In November 2007, “Bill” is getting ready to retire. After a severe downturn in his portfolio in 2000, 2001, and 2002, Bill has finally recovered most losses. He is confident that with the $2.5 million 401K he’s worked hard to build up, he can retire a year from now on his 65th birthday, and he and his wife will finally enjoy the dreams and visions he’s nurtured for decades.  His day comes, and now on November 20, 2008, he checks his portfolio to discover that his flourishing account, which a little more than a year ago stood proudly at $2.5 million, now squats humbly at $1.2 million. Is it back to work, or do Bill and his wife dash most of those dreams and retire anyway?

Like Bill, most of us are avoiding further losses and getting out of the risk of the market rather than waiting, maybe another decade, in this up and down market environment until maybe we can recover. But the monies we spend once we are in retirement can’t be recovered!  And you are worn out worrying about it.

Prudent planning going into retirement would dictate that a healthy percentage of your portfolio be moved to fixed investments as you age. However, when you walk out of the bank stunned by the dismal returns offered in CD’s, Money Markets and Savings accounts, then consider the risk associated with the bond markets offering better--but not inflation–fighting--returns, you throw your arms up in disgust, fear, and panic. Social Security offers some refuge, until the latest political speech scares you into thinking it will be taken away, which this planner thinks will never happen. All things may fail, but after half of Washington is sent home, the last thing they’ll do will be to cut Social Security.  You and I may experience fewer cost-of-living adjustments in the future, but mark my words; you will always have social security, despite the fear tactic that is so well-used in debates.

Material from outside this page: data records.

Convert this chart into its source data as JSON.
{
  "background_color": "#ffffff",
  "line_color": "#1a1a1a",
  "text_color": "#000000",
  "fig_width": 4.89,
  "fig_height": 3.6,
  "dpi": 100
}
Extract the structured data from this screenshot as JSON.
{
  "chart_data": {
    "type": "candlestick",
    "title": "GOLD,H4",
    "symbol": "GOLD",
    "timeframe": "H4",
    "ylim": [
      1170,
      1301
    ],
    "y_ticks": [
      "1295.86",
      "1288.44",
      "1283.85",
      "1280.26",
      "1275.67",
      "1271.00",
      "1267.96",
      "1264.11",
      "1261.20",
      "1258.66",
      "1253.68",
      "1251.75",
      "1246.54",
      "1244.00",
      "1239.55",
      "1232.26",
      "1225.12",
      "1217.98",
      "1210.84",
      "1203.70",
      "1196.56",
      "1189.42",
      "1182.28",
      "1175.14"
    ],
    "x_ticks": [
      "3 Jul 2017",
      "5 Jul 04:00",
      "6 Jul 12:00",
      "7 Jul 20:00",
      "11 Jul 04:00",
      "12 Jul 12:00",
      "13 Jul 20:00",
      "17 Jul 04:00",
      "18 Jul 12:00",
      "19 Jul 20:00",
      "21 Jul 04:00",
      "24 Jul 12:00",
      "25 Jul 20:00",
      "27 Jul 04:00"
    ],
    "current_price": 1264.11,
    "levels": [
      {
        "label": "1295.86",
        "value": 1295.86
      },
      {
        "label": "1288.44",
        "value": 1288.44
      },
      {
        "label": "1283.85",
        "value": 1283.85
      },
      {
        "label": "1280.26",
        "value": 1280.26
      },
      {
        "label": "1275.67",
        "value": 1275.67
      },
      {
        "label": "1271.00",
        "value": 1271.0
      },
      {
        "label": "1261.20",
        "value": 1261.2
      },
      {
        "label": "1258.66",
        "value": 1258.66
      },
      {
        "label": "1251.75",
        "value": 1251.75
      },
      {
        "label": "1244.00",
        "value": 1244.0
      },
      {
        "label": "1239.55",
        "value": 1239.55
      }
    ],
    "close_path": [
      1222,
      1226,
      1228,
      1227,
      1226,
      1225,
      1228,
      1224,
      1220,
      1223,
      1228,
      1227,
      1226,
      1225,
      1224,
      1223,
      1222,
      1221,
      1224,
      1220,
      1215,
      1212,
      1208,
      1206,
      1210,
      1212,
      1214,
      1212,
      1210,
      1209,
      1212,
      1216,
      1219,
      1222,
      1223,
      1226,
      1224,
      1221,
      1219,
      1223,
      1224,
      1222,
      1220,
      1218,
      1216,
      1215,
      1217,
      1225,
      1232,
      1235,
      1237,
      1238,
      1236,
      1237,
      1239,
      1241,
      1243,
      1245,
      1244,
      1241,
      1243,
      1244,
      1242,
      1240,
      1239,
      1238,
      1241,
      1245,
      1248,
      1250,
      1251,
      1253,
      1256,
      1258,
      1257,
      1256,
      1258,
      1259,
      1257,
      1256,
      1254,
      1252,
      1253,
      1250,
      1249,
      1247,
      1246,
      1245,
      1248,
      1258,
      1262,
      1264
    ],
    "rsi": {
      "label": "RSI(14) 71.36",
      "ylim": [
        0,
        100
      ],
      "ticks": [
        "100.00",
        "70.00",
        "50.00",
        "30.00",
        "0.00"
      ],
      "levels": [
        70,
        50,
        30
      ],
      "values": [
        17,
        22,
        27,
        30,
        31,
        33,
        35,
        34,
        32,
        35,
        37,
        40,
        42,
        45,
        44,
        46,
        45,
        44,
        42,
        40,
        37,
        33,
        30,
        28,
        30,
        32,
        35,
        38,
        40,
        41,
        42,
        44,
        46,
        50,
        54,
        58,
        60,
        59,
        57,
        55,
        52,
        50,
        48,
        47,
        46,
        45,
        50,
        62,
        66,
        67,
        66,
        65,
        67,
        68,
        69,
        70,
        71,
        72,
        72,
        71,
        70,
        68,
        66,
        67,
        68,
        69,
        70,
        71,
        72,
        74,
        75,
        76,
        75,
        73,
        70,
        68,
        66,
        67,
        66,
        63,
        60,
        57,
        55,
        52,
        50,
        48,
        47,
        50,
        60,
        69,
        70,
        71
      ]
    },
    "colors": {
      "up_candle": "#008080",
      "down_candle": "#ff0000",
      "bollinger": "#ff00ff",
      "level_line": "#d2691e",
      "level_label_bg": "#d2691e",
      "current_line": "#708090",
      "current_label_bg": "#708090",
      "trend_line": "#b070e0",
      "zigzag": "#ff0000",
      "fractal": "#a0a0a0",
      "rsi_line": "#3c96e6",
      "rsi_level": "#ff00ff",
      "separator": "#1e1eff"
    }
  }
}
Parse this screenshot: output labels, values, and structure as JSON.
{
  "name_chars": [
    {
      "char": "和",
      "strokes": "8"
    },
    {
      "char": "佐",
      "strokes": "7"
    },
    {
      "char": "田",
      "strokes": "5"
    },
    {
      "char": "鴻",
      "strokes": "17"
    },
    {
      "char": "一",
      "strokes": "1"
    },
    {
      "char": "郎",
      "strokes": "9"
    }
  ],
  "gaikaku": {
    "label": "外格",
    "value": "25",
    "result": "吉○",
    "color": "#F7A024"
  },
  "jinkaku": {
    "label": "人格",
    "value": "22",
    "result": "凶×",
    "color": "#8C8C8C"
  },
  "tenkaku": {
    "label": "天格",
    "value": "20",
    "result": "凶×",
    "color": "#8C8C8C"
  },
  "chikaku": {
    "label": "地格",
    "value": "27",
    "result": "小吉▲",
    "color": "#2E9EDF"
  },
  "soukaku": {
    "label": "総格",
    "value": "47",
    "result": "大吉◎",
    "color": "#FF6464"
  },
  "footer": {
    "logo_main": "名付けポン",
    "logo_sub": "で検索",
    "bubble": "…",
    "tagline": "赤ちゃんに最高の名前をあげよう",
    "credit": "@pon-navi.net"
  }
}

The solution for Bill and many others in retirement is a well-constructed fixed indexed annuity, with a guaranteed income rider.  Let’s look at what Bill could have done as late as one year before retirement. Based on current offerings at the time of this writing, he could have taken his $2.5 million and been given a 10% bonus at time of contract, making the value $2,750,000. He then would have taken a guaranteed increase of 7% of his income value every year until he starts guaranteed income, or, at 65, take a guaranteed income for life of (5%)  $147,125 annually, even if he lives to 120! If he should die prematurely, his heirs would receive his account value, including the 10% upfront bonus, less what he has taken out and a fee of 0.06% per year (that’s 6 tenths of a percent per year) to guarantee his income, even if he runs out of account value.  That’s called security. That’s called planning!